Tuesday, March 12, 2019

Or Said They Did

I can't tell what these people actually believe or if they're just conning investors.

Uber thought it would have 75,000 autonomous vehicles on the roads this year and be operating driverless taxi services in 13 cities by 2022, according to court documents unsealed last week. To reach those ambitious goals, the ridesharing company, which hopes to go public later this year, was spending $20 million a month on developing self-driving technologies.

The figures, dating back to 2016, paint a picture of a company desperate to meet over-ambitious autonomy targets and one that is willing to spend freely, even recklessly, to get there. As Uber prepares for its IPO later this year, the new details could prove an embarrassing reminder that the company is still trailing in its efforts to develop technology that founder Travis Kalanick called “existential” to Uber’s future.
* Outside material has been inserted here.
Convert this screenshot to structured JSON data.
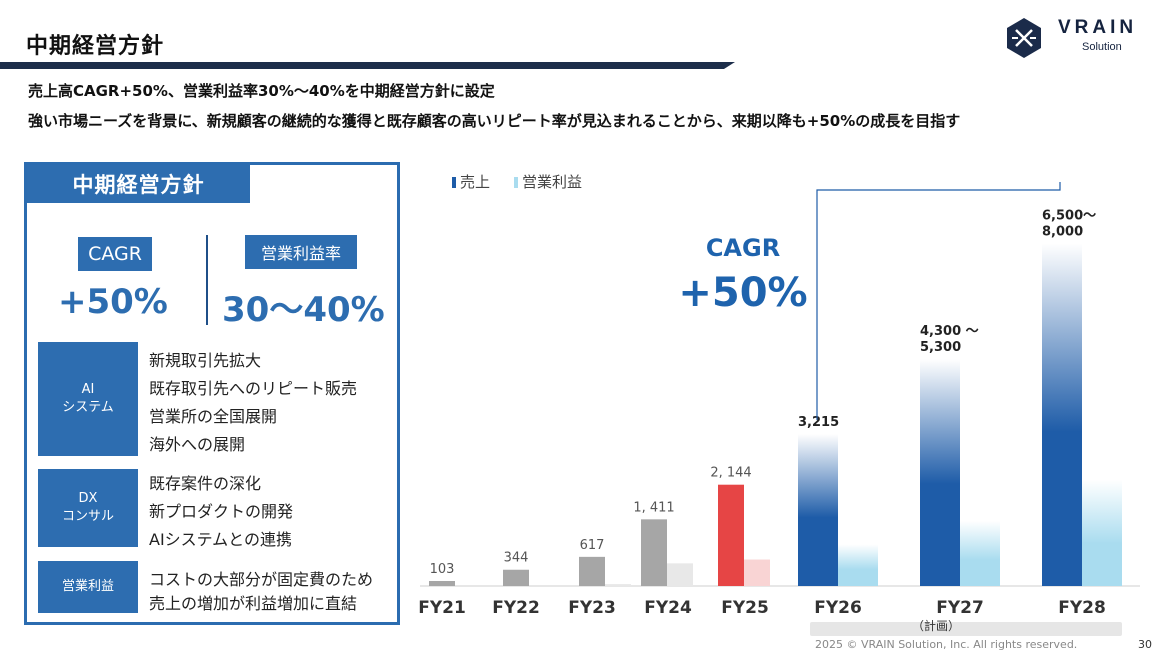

I was thinking a bit why all of this has been so dumb, and one reason is that the barrier isn't (yet) even just that they can't build a reasonably cheap car, it's they can't build one at all. If I said, "here's eleventy trillion dollars, put a single level 4+/5- self-driving car on the road that would truly work well enough to be a robo taxi that would operate more cheaply than one with a driver within 18 months" I'm pretty sure it couldn't be done. Maybe I'm too pessimistic. Maybe they could with eleventy trillion! But the point is you aren't going to be rolling these things off the assembly line at $100,000 a pop any time soon because you couldn't even roll them off the assembly line at $100,000,000 a pop.

It isn't about making the technology more efficient or cost-effective or whatever, it's about making the technology at all. It just does not exist. They can't say, "well, we can do this, but sadly the sensors cost $10,000,000 per car so we need to figure out how to make them more cheaply." They just can't do it.